Mr. Bush is less sanguine about the White House cost-control approach of better living through technocracy and “Benthemite micromanagement.” As an illustration he singles out the idea of dispensing bonus payments to hospitals that find ways to reduce Medicare spending. If the bonus is higher than what the hospital would have been paid under the status quo, then Medicare is worse off—but if the bonus is less than what the hospital would have earned otherwise, in what sense is it an incentive to change? In other words, “I’m going to give you a dollar bill for every 10-dollar bill you give me?” Mr. Bush asks incredulously.

The irony is that Athena will likely benefit from the Project Mayhem that is about to begin. “It’s probably terrible that all this new bureaucracy is being created,” Mr. Bush says. “But there’s going to be 50 new Medicaid-type plans in these insurance exchanges, run by the same insurance commissioners, these same sort of glazed-over-looking state secretaries of health.
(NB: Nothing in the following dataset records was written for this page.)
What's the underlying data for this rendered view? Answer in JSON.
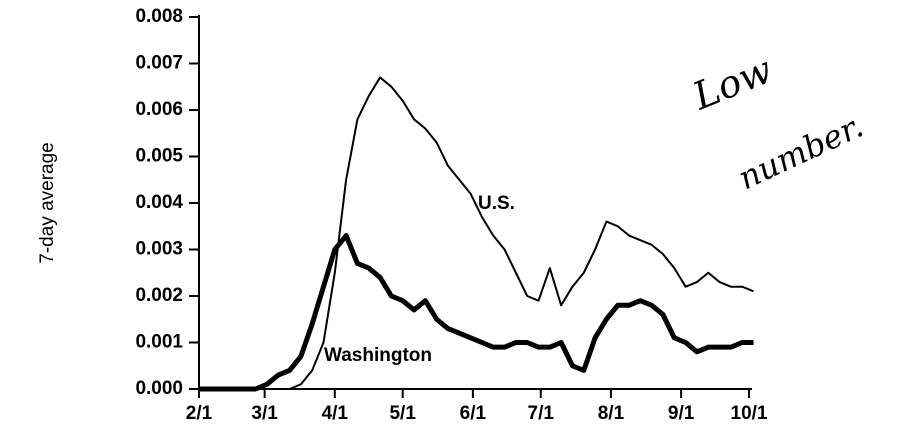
{
  "chart_data": {
    "type": "line",
    "ylabel": "7-day average",
    "annotations": [
      "U.S.",
      "Washington",
      "Low",
      "number."
    ],
    "x": [
      0,
      5,
      10,
      15,
      20,
      25,
      30,
      35,
      40,
      45,
      50,
      55,
      60,
      65,
      70,
      75,
      80,
      85,
      90,
      95,
      100,
      105,
      110,
      115,
      120,
      125,
      130,
      135,
      140,
      145,
      150,
      155,
      160,
      165,
      170,
      175,
      180,
      185,
      190,
      195,
      200,
      205,
      210,
      215,
      220,
      225,
      230,
      235,
      240,
      245
    ],
    "xlim": [
      0,
      243
    ],
    "xticks": [
      {
        "value": 0,
        "label": "2/1"
      },
      {
        "value": 29,
        "label": "3/1"
      },
      {
        "value": 60,
        "label": "4/1"
      },
      {
        "value": 90,
        "label": "5/1"
      },
      {
        "value": 121,
        "label": "6/1"
      },
      {
        "value": 151,
        "label": "7/1"
      },
      {
        "value": 182,
        "label": "8/1"
      },
      {
        "value": 213,
        "label": "9/1"
      },
      {
        "value": 243,
        "label": "10/1"
      }
    ],
    "ylim": [
      0,
      0.008
    ],
    "yticks": [
      {
        "value": 0,
        "label": "0.000"
      },
      {
        "value": 0.001,
        "label": "0.001"
      },
      {
        "value": 0.002,
        "label": "0.002"
      },
      {
        "value": 0.003,
        "label": "0.003"
      },
      {
        "value": 0.004,
        "label": "0.004"
      },
      {
        "value": 0.005,
        "label": "0.005"
      },
      {
        "value": 0.006,
        "label": "0.006"
      },
      {
        "value": 0.007,
        "label": "0.007"
      },
      {
        "value": 0.008,
        "label": "0.008"
      }
    ],
    "series": [
      {
        "name": "U.S.",
        "color": "#000000",
        "width": 2,
        "values": [
          0,
          0,
          0,
          0,
          0,
          0,
          0,
          0,
          0,
          0.0001,
          0.0004,
          0.001,
          0.0025,
          0.0045,
          0.0058,
          0.0063,
          0.0067,
          0.0065,
          0.0062,
          0.0058,
          0.0056,
          0.0053,
          0.0048,
          0.0045,
          0.0042,
          0.0037,
          0.0033,
          0.003,
          0.0025,
          0.002,
          0.0019,
          0.0026,
          0.0018,
          0.0022,
          0.0025,
          0.003,
          0.0036,
          0.0035,
          0.0033,
          0.0032,
          0.0031,
          0.0029,
          0.0026,
          0.0022,
          0.0023,
          0.0025,
          0.0023,
          0.0022,
          0.0022,
          0.0021
        ]
      },
      {
        "name": "Washington",
        "color": "#000000",
        "width": 5,
        "values": [
          0,
          0,
          0,
          0,
          0,
          0,
          0.0001,
          0.0003,
          0.0004,
          0.0007,
          0.0014,
          0.0022,
          0.003,
          0.0033,
          0.0027,
          0.0026,
          0.0024,
          0.002,
          0.0019,
          0.0017,
          0.0019,
          0.0015,
          0.0013,
          0.0012,
          0.0011,
          0.001,
          0.0009,
          0.0009,
          0.001,
          0.001,
          0.0009,
          0.0009,
          0.001,
          0.0005,
          0.0004,
          0.0011,
          0.0015,
          0.0018,
          0.0018,
          0.0019,
          0.0018,
          0.0016,
          0.0011,
          0.001,
          0.0008,
          0.0009,
          0.0009,
          0.0009,
          0.001,
          0.001
        ]
      }
    ]
  }
}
You know, just not really the brightest bulbs in the chandeliers of the world. Medicaid, the worst payer in the country by a factor of four! Mother of pearl! So I feel a little bit like a robber baron. I am going to make oil money dealing with them.”

The double irony is that Athena—while Mr. Bush might not put it in such an impolitic way, but then again, maybe he would—is also showing that the status quo for all its flaws is capable of organic change and real progress without the blunt-force trauma Congress is likely to inflict. Or in spite of it.

Take the nearly $47 billion in stimulus cash the White House has budgeted to prime the pump for health IT adoption. Mr. Bush says he’s glad his industry is getting more attention from the bully pulpit, but that “It is kind of too bad that all these software companies that we’re really close to putting out of business, these terrible legacy companies, with code that was written in the '70s, are going to get life support. That’s why I call it the Sunny von Bülow bill. What it is, basically, is a federally sponsored sale on old-fashioned software.”

“It’s designed like a box-buying campaign,” he continues. "You get this fixed chunk of money for a few years, you get to pay off your EMR, like its a thing. People in Washington think in terms of things that we’ll buy and then they’ll be there. Buildings. Roads. Tanks. What Lockheed Martin makes. Things.

"And this isn’t that. This is a market: its a set of agreements, it’s a language. What’s needed is a way of exchanging value and making choices, that’s ethical—and, you know, nobody, nobody, not nobody, has said a word about that.

Mr. Rago is a senior editorial page writer at the Journal.